Transporting the audience into an ethereal world of euphoria and eternal good, Brunger wants each visitor to feel at peace and forget all the bad in the world. To be able to escape from reality, though its sculptural menagerie, fantastical, glittery madness and psychologically calming colours. And yet, this world fails the same way others have failed before. A hidden dystopia lurks below, secretly controlling it all. Now, its role is to question Thomas More’s philosophy, the role of a utopia and its morality, leaving the viewer to question their own world. By mirroring reality’s façade of greatness and its grandiose illusions of superiority it becomes a social criticism to the falsified media and misinformation we are subjected to on a day-to-day basis.
Meet the Characters:
Pierre
Foam, fleece, organza, pompoms
2024
Elysia
Foam, blanket, rhinestones
2025
Uptopia Advert
2025
Moving image
2 minutes 8 seconds
Utopia is a place synonymous with perfection, peace and paradise; a place where anyone can escape from the struggles of reality.
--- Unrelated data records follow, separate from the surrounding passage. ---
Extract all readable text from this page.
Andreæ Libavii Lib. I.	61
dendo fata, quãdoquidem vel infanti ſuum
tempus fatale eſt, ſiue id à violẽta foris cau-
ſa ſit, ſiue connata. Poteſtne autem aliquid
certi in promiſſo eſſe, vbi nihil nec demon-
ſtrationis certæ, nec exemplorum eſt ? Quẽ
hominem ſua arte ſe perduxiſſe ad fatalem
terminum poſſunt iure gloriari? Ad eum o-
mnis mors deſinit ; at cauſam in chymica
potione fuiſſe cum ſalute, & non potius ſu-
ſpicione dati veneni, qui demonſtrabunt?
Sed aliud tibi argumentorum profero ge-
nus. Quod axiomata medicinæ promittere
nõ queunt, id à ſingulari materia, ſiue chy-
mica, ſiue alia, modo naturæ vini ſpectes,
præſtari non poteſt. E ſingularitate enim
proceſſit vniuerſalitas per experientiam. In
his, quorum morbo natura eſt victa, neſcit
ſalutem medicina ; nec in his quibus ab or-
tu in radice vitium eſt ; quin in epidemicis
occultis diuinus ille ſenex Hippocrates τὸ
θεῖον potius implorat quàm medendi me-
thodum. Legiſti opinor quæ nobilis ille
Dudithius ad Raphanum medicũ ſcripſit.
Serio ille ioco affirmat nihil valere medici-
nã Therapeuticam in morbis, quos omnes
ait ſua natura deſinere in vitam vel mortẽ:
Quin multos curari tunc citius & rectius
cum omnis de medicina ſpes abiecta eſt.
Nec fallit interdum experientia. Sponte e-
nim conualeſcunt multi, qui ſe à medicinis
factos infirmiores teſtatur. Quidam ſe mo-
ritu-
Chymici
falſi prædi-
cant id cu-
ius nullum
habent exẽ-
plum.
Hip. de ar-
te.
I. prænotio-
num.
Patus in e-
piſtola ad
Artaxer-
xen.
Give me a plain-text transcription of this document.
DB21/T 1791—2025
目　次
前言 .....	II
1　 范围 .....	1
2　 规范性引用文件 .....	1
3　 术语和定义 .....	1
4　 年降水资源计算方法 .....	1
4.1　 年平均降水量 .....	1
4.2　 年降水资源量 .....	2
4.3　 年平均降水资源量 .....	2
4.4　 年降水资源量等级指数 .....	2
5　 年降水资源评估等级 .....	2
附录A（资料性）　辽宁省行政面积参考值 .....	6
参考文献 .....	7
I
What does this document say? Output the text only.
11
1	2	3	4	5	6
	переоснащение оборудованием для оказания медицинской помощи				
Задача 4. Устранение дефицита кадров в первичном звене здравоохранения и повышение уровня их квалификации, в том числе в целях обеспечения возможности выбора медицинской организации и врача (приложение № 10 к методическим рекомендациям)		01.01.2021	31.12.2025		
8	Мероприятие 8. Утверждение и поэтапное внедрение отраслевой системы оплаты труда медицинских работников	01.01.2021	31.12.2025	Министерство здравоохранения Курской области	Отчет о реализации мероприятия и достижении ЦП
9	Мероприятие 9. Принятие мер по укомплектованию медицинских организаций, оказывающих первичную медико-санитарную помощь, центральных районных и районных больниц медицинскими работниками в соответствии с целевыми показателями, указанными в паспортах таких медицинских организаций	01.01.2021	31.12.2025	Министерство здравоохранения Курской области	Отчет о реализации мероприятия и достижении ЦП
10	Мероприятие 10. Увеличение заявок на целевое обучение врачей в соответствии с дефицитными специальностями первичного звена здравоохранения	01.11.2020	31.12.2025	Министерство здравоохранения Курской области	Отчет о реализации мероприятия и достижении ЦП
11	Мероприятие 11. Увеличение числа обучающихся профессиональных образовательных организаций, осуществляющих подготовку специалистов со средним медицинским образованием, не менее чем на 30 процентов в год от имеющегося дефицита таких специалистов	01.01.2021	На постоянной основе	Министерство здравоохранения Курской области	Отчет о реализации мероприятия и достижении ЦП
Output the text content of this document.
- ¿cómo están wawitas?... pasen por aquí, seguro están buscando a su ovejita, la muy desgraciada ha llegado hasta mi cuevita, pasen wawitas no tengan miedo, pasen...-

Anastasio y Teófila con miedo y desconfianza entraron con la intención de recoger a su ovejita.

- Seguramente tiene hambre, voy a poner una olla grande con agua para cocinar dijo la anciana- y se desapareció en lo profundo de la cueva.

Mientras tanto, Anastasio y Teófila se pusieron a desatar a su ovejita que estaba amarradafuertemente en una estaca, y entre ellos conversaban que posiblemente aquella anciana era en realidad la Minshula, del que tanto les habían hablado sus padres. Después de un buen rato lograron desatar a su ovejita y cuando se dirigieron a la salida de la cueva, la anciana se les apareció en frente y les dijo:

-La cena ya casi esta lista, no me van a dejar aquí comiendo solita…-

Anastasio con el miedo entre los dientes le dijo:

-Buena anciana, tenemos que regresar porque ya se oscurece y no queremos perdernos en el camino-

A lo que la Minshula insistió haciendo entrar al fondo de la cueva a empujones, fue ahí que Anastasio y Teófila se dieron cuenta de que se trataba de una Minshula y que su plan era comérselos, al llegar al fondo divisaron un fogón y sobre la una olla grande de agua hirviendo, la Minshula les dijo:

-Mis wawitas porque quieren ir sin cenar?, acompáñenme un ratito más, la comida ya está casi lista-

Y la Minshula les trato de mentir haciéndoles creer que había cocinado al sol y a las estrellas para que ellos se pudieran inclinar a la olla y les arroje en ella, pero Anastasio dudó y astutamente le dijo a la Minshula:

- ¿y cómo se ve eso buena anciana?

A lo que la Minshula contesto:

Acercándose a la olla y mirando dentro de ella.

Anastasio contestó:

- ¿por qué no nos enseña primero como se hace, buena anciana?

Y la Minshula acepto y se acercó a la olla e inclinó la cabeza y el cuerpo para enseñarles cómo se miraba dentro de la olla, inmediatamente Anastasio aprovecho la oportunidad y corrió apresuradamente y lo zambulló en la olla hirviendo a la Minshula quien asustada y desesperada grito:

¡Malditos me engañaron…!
This advert is designed to pull you in through comical puppets and superficial innocence, accentuated by glitter, primary shapes and pastel colours. However, this hyperbolic representation is underpinned by morse code beeping out the truth and didactic messaging. Parodies of famous propaganda poster, like Flagg’s I want you for the US Army and Babichenko’s Be Ready For the Defence of the USSR, repositions Utopia as a façade, and delivers the message that you as the spectator, are being systematically told what to feel. Suddenly, Utopia has been twisted into a manipulative tool and has become its dystopic opposite. This narrative references obligated pride and can be an allusion towards governmental campaigns. It creates the question: is the role of a utopia to conceal a dystopia?